Known in the past, for example, has been an extrusion press using copper, aluminum, an alloy thereof, etc. to extrude a tubular product by a direct double-action extrusion process. The extrusion press comprises a cylinder platen and an end platen arranged facing each other. The cylinder platen is provided with a main cylinder, main ram, extrusion stem, and mandrel, while the end platen is provided with a die. Between the extrusion stem and die, there is a container which can be made to freely advance and retract by container cylinders.
The extrusion stem has a dummy block arranged at its front end. The extrusion stem is attached to the main ram assembled in the main cylinder provided at the cylinder platen through the main cross-head. At the center position of the extrusion stem, the mandrel is arranged together with a piercer cylinder rod to be able to accompany and advance and retract with the extrusion stem. Further, the die is attached to the end platen facing the extrusion stem.
Between the extrusion stem and the die, the container is arranged to be able to advance and retract, in which a billet is held. The extrusion stem moves the billet stored in the container to the die side to thereby push the billet and complete the upset operation. After the upset operation, the mandrel advances to pierce the billet. The mandrel stops at a predetermined advancing position of the die. The extrusion stem is then again advanced to extrude the billet as a tubular product.
In this double-action extrusion press, when making the front end part of the mandrel stop at a predetermined position of a bearing part of the die and then extruding the product, the position of the mandrel is held so that its stopping position does not shift even if the relative positions of the mandrel and the bearing part of the die changes by a pulling action by the product.
PLT 1 discloses a double-action extrusion press which is provided with a piercer cylinder provided inside a main cylinder and a trigger forcibly connected with the mandrel away from the axial center of the extrusion press. This trigger acts on a hydraulic pilot valve to hold a bearing part of a die at a predetermined axial direction position (stopping position). For this, a certain amount of the pressurized fluid medium starts to be supplied to a rod side chamber of the piercer cylinder. Further, the position holding operation is controlled so that the amount of the pressurized fluid medium supplied matches the amount of increase of volume of the piercer cylinder rod side chamber when the mandrel is stationary and the main ram advances.

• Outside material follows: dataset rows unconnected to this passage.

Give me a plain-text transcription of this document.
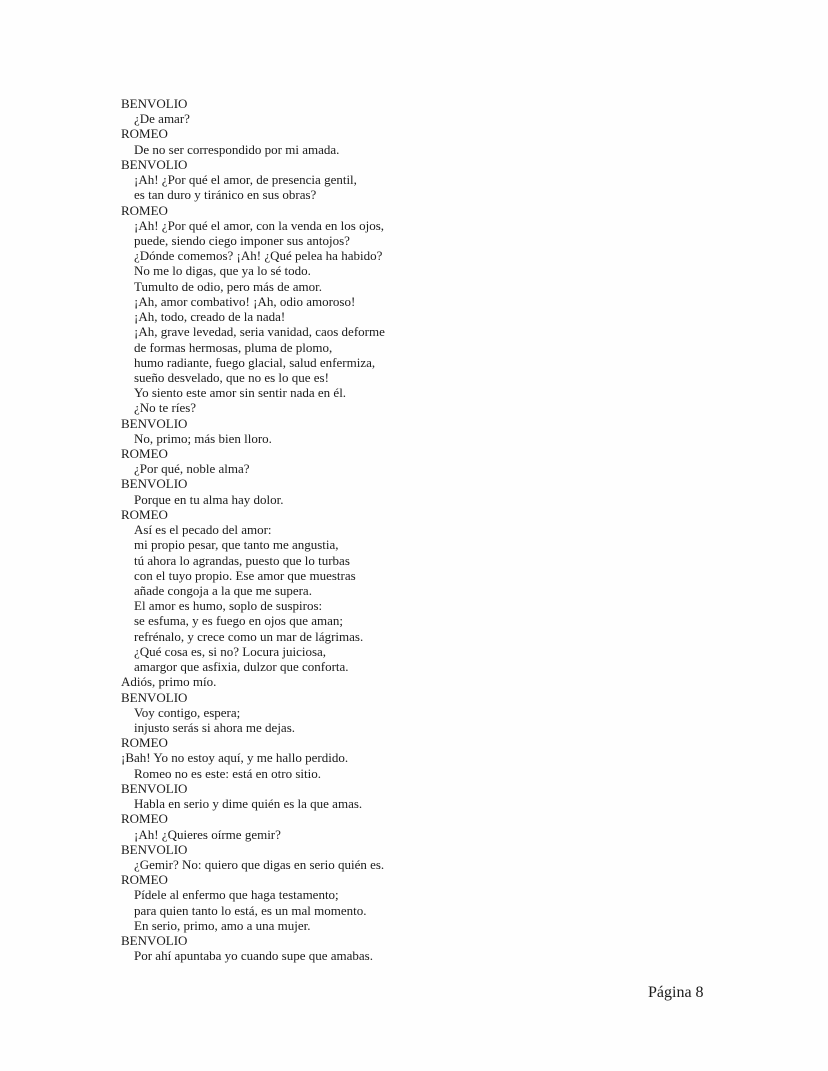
BENVOLIO
¿De amar?
ROMEO
De no ser correspondido por mi amada.
BENVOLIO
¡Ah! ¿Por qué el amor, de presencia gentil,
es tan duro y tiránico en sus obras?
ROMEO
¡Ah! ¿Por qué el amor, con la venda en los ojos,
puede, siendo ciego imponer sus antojos?
¿Dónde comemos? ¡Ah! ¿Qué pelea ha habido?
No me lo digas, que ya lo sé todo.
Tumulto de odio, pero más de amor.
¡Ah, amor combativo! ¡Ah, odio amoroso!
¡Ah, todo, creado de la nada!
¡Ah, grave levedad, seria vanidad, caos deforme
de formas hermosas, pluma de plomo,
humo radiante, fuego glacial, salud enfermiza,
sueño desvelado, que no es lo que es!
Yo siento este amor sin sentir nada en él.
¿No te ríes?
BENVOLIO
No, primo; más bien lloro.
ROMEO
¿Por qué, noble alma?
BENVOLIO
Porque en tu alma hay dolor.
ROMEO
Así es el pecado del amor:
mi propio pesar, que tanto me angustia,
tú ahora lo agrandas, puesto que lo turbas
con el tuyo propio. Ese amor que muestras
añade congoja a la que me supera.
El amor es humo, soplo de suspiros:
se esfuma, y es fuego en ojos que aman;
refrénalo, y crece como un mar de lágrimas.
¿Qué cosa es, si no? Locura juiciosa,
amargor que asfixia, dulzor que conforta.
Adiós, primo mío.
BENVOLIO
Voy contigo, espera;
injusto serás si ahora me dejas.
ROMEO
¡Bah! Yo no estoy aquí, y me hallo perdido.
Romeo no es este: está en otro sitio.
BENVOLIO
Habla en serio y dime quién es la que amas.
ROMEO
¡Ah! ¿Quieres oírme gemir?
BENVOLIO
¿Gemir? No: quiero que digas en serio quién es.
ROMEO
Pídele al enfermo que haga testamento;
para quien tanto lo está, es un mal momento.
En serio, primo, amo a una mujer.
BENVOLIO
Por ahí apuntaba yo cuando supe que amabas.
Página 8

In this regard, in this conventional double-action extrusion press, the hydraulic pilot valve is switched mechanically through the trigger and a connecting rod to supply a certain amount of pressurized fluid medium to thereby hold the mandrel at a predetermined position of the bearing part of the die, so a delay occurs in control by exactly the amount of the stroke of movement corresponding to a land of a spool of the hydraulic pilot valve and a front end part of the mandrel moves back and forth by several millimeters with respect to the predetermined stopping position during an extrusion operation.
Furthermore, when changing the front end position of the mandrel or changing the extrusion speed, it is necessary to adjust the position of the trigger and the amount of fluid and pressure supplied to the rod side chamber of the piercer cylinder so as to adjust the pressure each time.
For this reason, the wall thickness of the extruded tubular products fluctuates and a stable quality of tubular products cannot be obtained.
Furthermore, in a conventional double-action extrusion press, there is the following problem: After pushing the billet in the container by the extrusion stem, then upsetting the billet and piercing the inside of the billet by a mandrel, then extruding it by a fixed mandrel, a frictional force occurs between the surfaces of the billet and mandrel and a pull force acts on the mandrel during extrusion. Due to this, the extrusion force acting on the die decreases by that amount, so it is not possible for the extrusion force to be effectively utilized at the start when the extrusion force is most required.